Daha sonra döviz bürosundan döviz bozduran biriyle konuşuyoruz: "Çok az bozdurdum. Pek fazla kazanmadım ama hiç kazanmadım desem de yalan olur. Çok daha önceden dolar almıştım. Neredeyse gece gündüz piyasaları takip ediyordum. Artık daha fazla dayanamadım. Elimdekileri bozdurdum. Biraz daha bekleyebilirdim. Çünkü döviz çok hareketleniyor. İşin açıkçası Erdoğan ekonomiyle ilgili konuştuğu zaman döviz fırlıyor. Belki de tam televizyonda konuşma yapmaya başladığında döviz bürosuna koşmalıydım, sanırım biraz geç kaldım. Elimdekileri seçim sonrasına bıraksaydım muhtemelen zarar ederdim. Tabii bu saatten sonra dövizdeki artış beni olumsuz etkiler."
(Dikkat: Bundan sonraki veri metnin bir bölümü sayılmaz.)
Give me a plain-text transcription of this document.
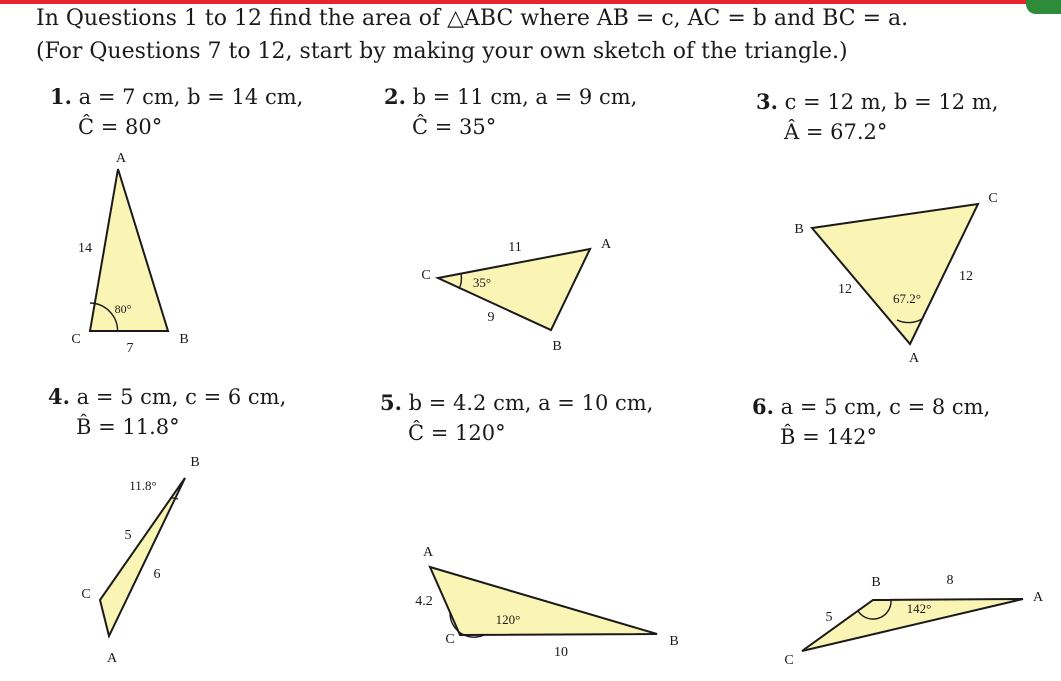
In Questions 1 to 12 find the area of △ABC where AB = c, AC = b and BC = a.
(For Questions 7 to 12, start by making your own sketch of the triangle.)
1. a = 7 cm, b = 14 cm,
Ĉ = 80°
2. b = 11 cm, a = 9 cm,
Ĉ = 35°
3. c = 12 m, b = 12 m,
Â = 67.2°
4. a = 5 cm, c = 6 cm,
B̂ = 11.8°
5. b = 4.2 cm, a = 10 cm,
Ĉ = 120°
6. a = 5 cm, c = 8 cm,
B̂ = 142°
A
C	B
14
7
80°
C
A
B
11
9
35°
B
C
A
12
12
67.2°
B
C
A
5
6
11.8°
A
C	B
4.2
10
120°
B
A
C
8
5
142°
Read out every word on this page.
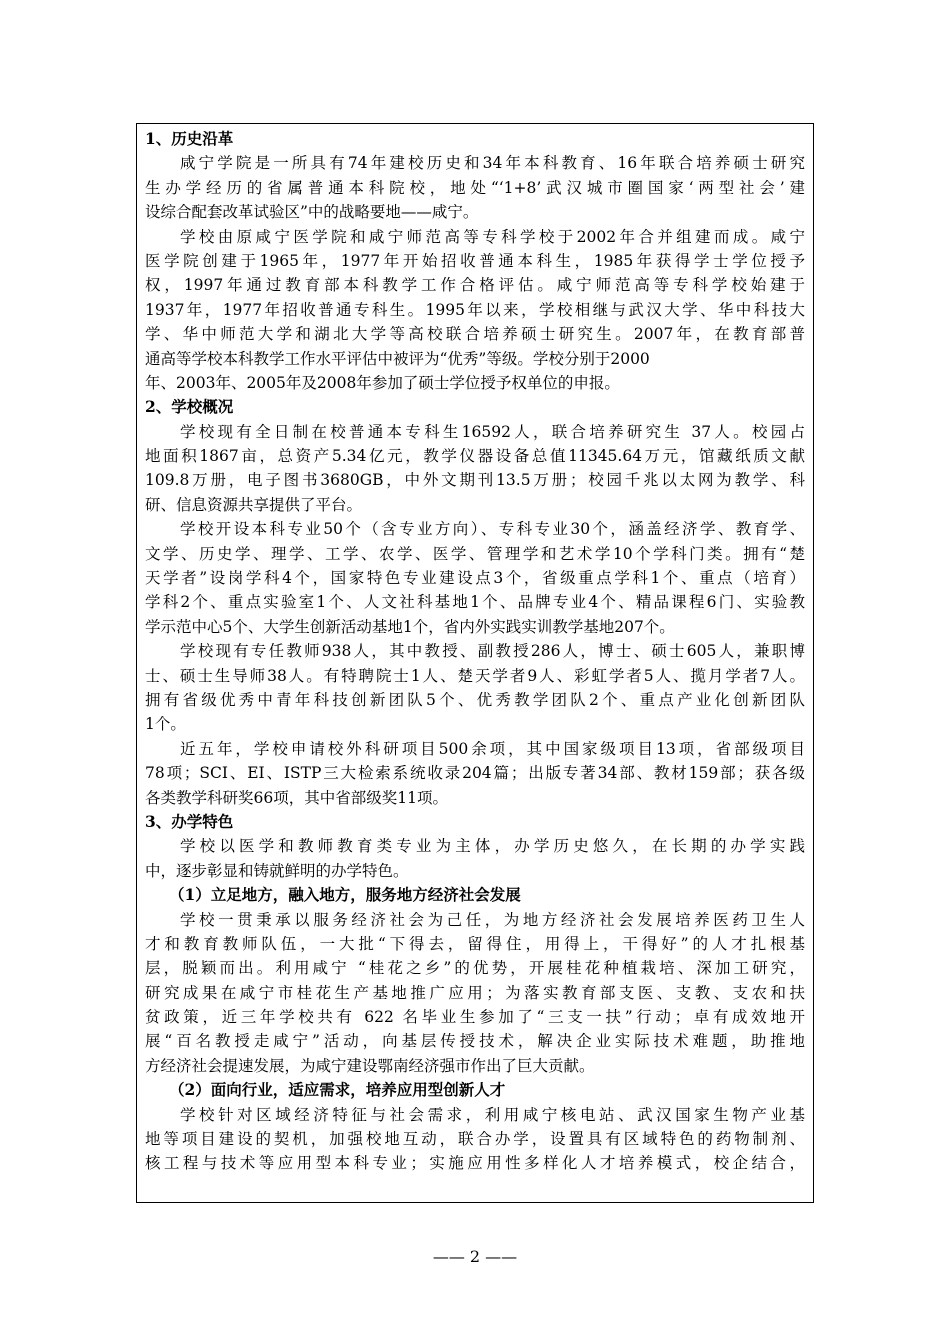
1、历史沿革
咸宁学院是一所具有74年建校历史和34年本科教育、16年联合培养硕士研究
生办学经历的省属普通本科院校，地处“‘1+8’武汉城市圈国家‘两型社会’建
设综合配套改革试验区”中的战略要地——咸宁。
学校由原咸宁医学院和咸宁师范高等专科学校于2002年合并组建而成。咸宁
医学院创建于1965年，1977年开始招收普通本科生，1985年获得学士学位授予
权，1997年通过教育部本科教学工作合格评估。咸宁师范高等专科学校始建于
1937年，1977年招收普通专科生。1995年以来，学校相继与武汉大学、华中科技大
学、华中师范大学和湖北大学等高校联合培养硕士研究生。2007年，在教育部普
通高等学校本科教学工作水平评估中被评为“优秀”等级。学校分别于2000
年、2003年、2005年及2008年参加了硕士学位授予权单位的申报。
2、学校概况
学校现有全日制在校普通本专科生16592人，联合培养研究生 37人。校园占
地面积1867亩，总资产5.34亿元，教学仪器设备总值11345.64万元，馆藏纸质文献
109.8万册，电子图书3680GB，中外文期刊13.5万册；校园千兆以太网为教学、科
研、信息资源共享提供了平台。
学校开设本科专业50个（含专业方向）、专科专业30个，涵盖经济学、教育学、
文学、历史学、理学、工学、农学、医学、管理学和艺术学10个学科门类。拥有“楚
天学者”设岗学科4个，国家特色专业建设点3个，省级重点学科1个、重点（培育）
学科2个、重点实验室1个、人文社科基地1个、品牌专业4个、精品课程6门、实验教
学示范中心5个、大学生创新活动基地1个，省内外实践实训教学基地207个。
学校现有专任教师938人，其中教授、副教授286人，博士、硕士605人，兼职博
士、硕士生导师38人。有特聘院士1人、楚天学者9人、彩虹学者5人、揽月学者7人。
拥有省级优秀中青年科技创新团队5个、优秀教学团队2个、重点产业化创新团队
1个。
近五年，学校申请校外科研项目500余项，其中国家级项目13项，省部级项目
78项；SCI、EI、ISTP三大检索系统收录204篇；出版专著34部、教材159部；获各级
各类教学科研奖66项，其中省部级奖11项。
3、办学特色
学校以医学和教师教育类专业为主体，办学历史悠久，在长期的办学实践
中，逐步彰显和铸就鲜明的办学特色。
（1）立足地方，融入地方，服务地方经济社会发展
学校一贯秉承以服务经济社会为己任，为地方经济社会发展培养医药卫生人
才和教育教师队伍，一大批“下得去，留得住，用得上，干得好”的人才扎根基
层，脱颖而出。利用咸宁 “桂花之乡”的优势，开展桂花种植栽培、深加工研究，
研究成果在咸宁市桂花生产基地推广应用；为落实教育部支医、支教、支农和扶
贫政策，近三年学校共有 622 名毕业生参加了“三支一扶”行动；卓有成效地开
展“百名教授走咸宁”活动，向基层传授技术，解决企业实际技术难题，助推地
方经济社会提速发展，为咸宁建设鄂南经济强市作出了巨大贡献。
（2）面向行业，适应需求，培养应用型创新人才
学校针对区域经济特征与社会需求，利用咸宁核电站、武汉国家生物产业基
地等项目建设的契机，加强校地互动，联合办学，设置具有区域特色的药物制剂、
核工程与技术等应用型本科专业；实施应用性多样化人才培养模式，校企结合，
—— 2 ——
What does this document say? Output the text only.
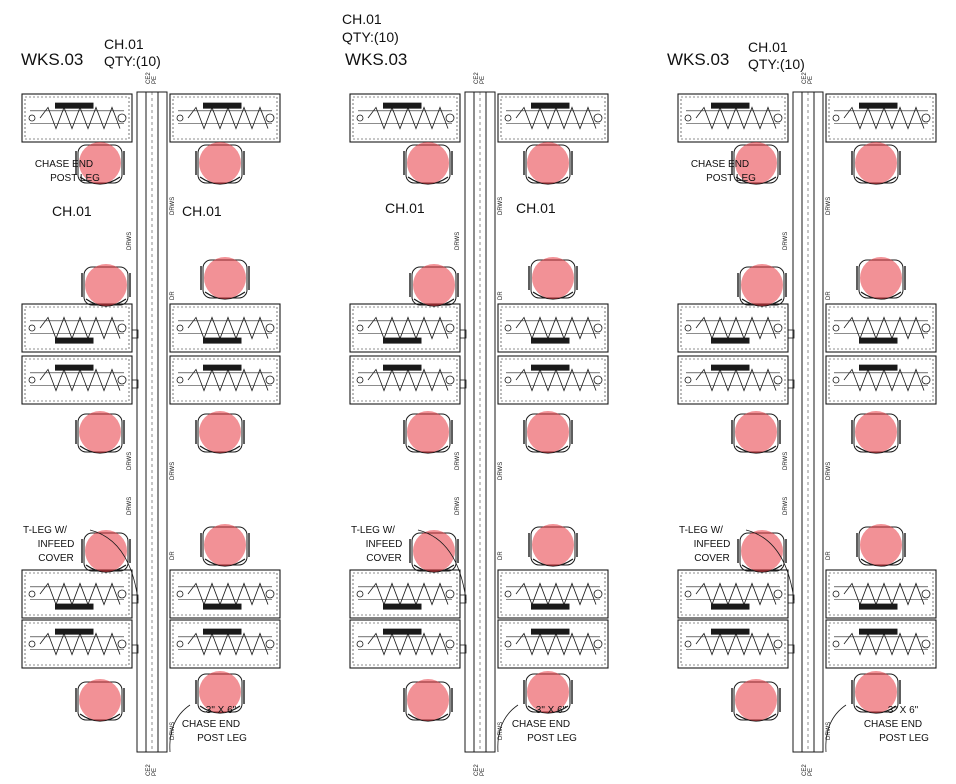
CE2 PE
CE2 PE
DRWS
DRWS
DRWS
DRWS
DRWS
DRWS
DR
DR
CE2 PE
CE2 PE
DRWS
DRWS
DRWS
DRWS
DRWS
DRWS
DR
DR
CE2 PE
CE2 PE
DRWS
DRWS
DRWS
DRWS
DRWS
DRWS
DR
DR
WKS.03
CH.01
QTY:(10)
CH.01	CH.01
CHASE END
POST LEG
T-LEG W/
INFEED
COVER
3" X 6"
CHASE END
POST LEG
CH.01
QTY:(10)
WKS.03
CH.01	CH.01
T-LEG W/
INFEED
COVER
3" X 6"
CHASE END
POST LEG
WKS.03
CH.01
QTY:(10)
CHASE END
POST LEG
T-LEG W/
INFEED
COVER
3" X 6"
CHASE END
POST LEG
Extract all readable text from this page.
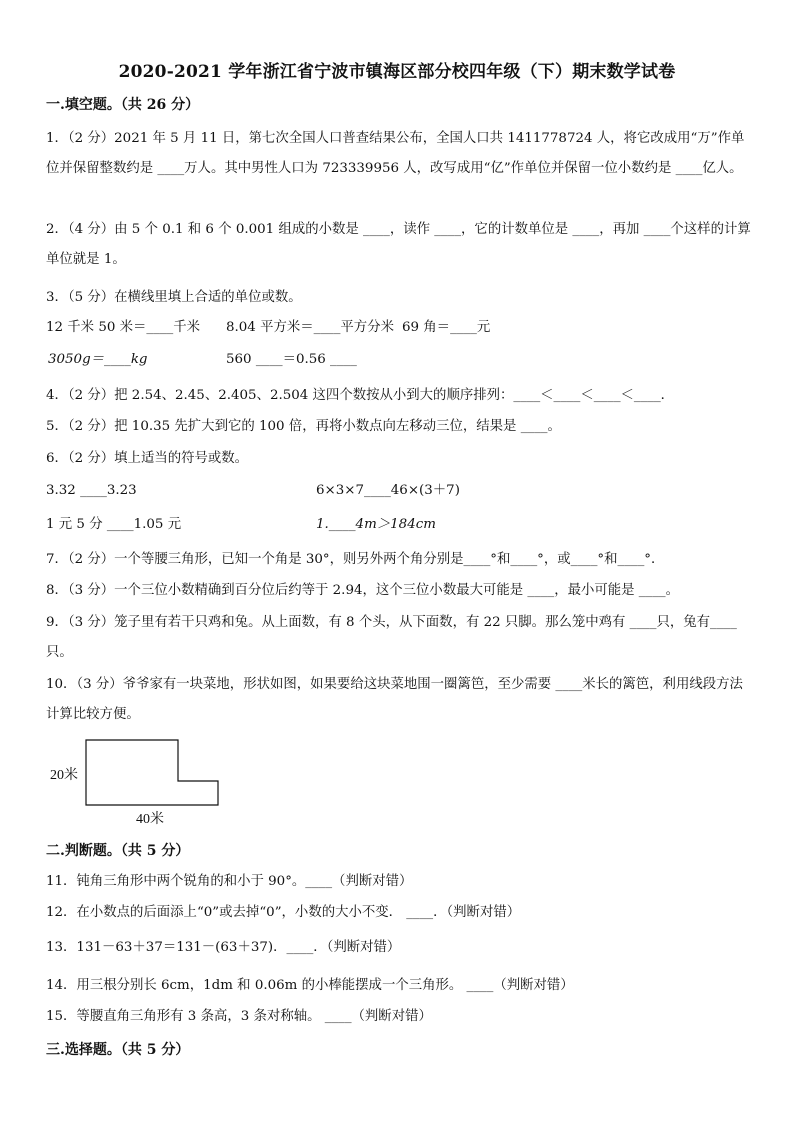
2020-2021 学年浙江省宁波市镇海区部分校四年级（下）期末数学试卷
一.填空题。（共 26 分）
1．（2 分）2021 年 5 月 11 日，第七次全国人口普查结果公布，全国人口共 1411778724 人，将它改成用“万”作单位并保留整数约是 ____万人。其中男性人口为 723339956 人，改写成用“亿”作单位并保留一位小数约是 ____亿人。
2．（4 分）由 5 个 0.1 和 6 个 0.001 组成的小数是 ____，读作 ____，它的计数单位是 ____，再加 ____个这样的计算单位就是 1。
3．（5 分）在横线里填上合适的单位或数。
12 千米 50 米＝____千米 8.04 平方米＝____平方分米 69 角＝____元
3050g＝____kg	560 ____＝0.56 ____
4．（2 分）把 2.54、2.45、2.405、2.504 这四个数按从小到大的顺序排列：____＜____＜____＜____．
5．（2 分）把 10.35 先扩大到它的 100 倍，再将小数点向左移动三位，结果是 ____。
6．（2 分）填上适当的符号或数。
3.32 ____3.23	6×3×7____46×(3＋7)
1 元 5 分 ____1.05 元	1.____4m＞184cm
7．（2 分）一个等腰三角形，已知一个角是 30°，则另外两个角分别是____°和____°，或____°和____°．
8．（3 分）一个三位小数精确到百分位后约等于 2.94，这个三位小数最大可能是 ____，最小可能是 ____。
9．（3 分）笼子里有若干只鸡和兔。从上面数，有 8 个头，从下面数，有 22 只脚。那么笼中鸡有 ____只，兔有____只。
10．（3 分）爷爷家有一块菜地，形状如图，如果要给这块菜地围一圈篱笆，至少需要 ____米长的篱笆，利用线段方法计算比较方便。
20米
40米
二.判断题。（共 5 分）
11．钝角三角形中两个锐角的和小于 90°。____（判断对错）
12．在小数点的后面添上“0”或去掉“0”，小数的大小不变． ____．（判断对错）
13．131－63＋37＝131－(63＋37)．____．（判断对错）
14．用三根分别长 6cm，1dm 和 0.06m 的小棒能摆成一个三角形。 ____（判断对错）
15．等腰直角三角形有 3 条高，3 条对称轴。 ____（判断对错）
三.选择题。（共 5 分）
'ARABAMI SATIP DOLARA YATIRDIM'

Can Kara adlı ise dövizden zarar ettiğini söylüyor. Nedenini sorduğumda şunları anlatıyor: "Dövizi alan aldı. Satan sattı. Kriz dönemi nakit yüklü parası olan için dövizin artması bir avantaj. Bizim gibi insanlar için bir şey ifade etmiyor. Benim arabam vardı. Arkadaşım bana arabamı satıp dolara yatırmamı istedi. Referandum döneminden önce arabamı satıp dolara yatırdım. Dolar o dönem 3.60 civarıydı. Referandumdan sonra dolarımı bozdurdum. Çok az bir kâr ettim. Ama eğer şu an o doları bozdursaydım ciddi bir kâr elde edebilirdim. Şimdi araba fiyatlarında da ciddi bir artış oldu. Artık öyle bir arabayı alacak param yok. Buradan da anladım ki ekonomiye güven olmuyor. Dünle bugün arasında ciddi bir fark var. Aslında dolar alarak kâr etmiyoruz. TL dolar karşısında her gün değer kaybediyor. Böylece her şeyin fiyatı artıyor. Alım gücümüz azalıyor. Yani aslında her şey birbiriyle bağlantılı."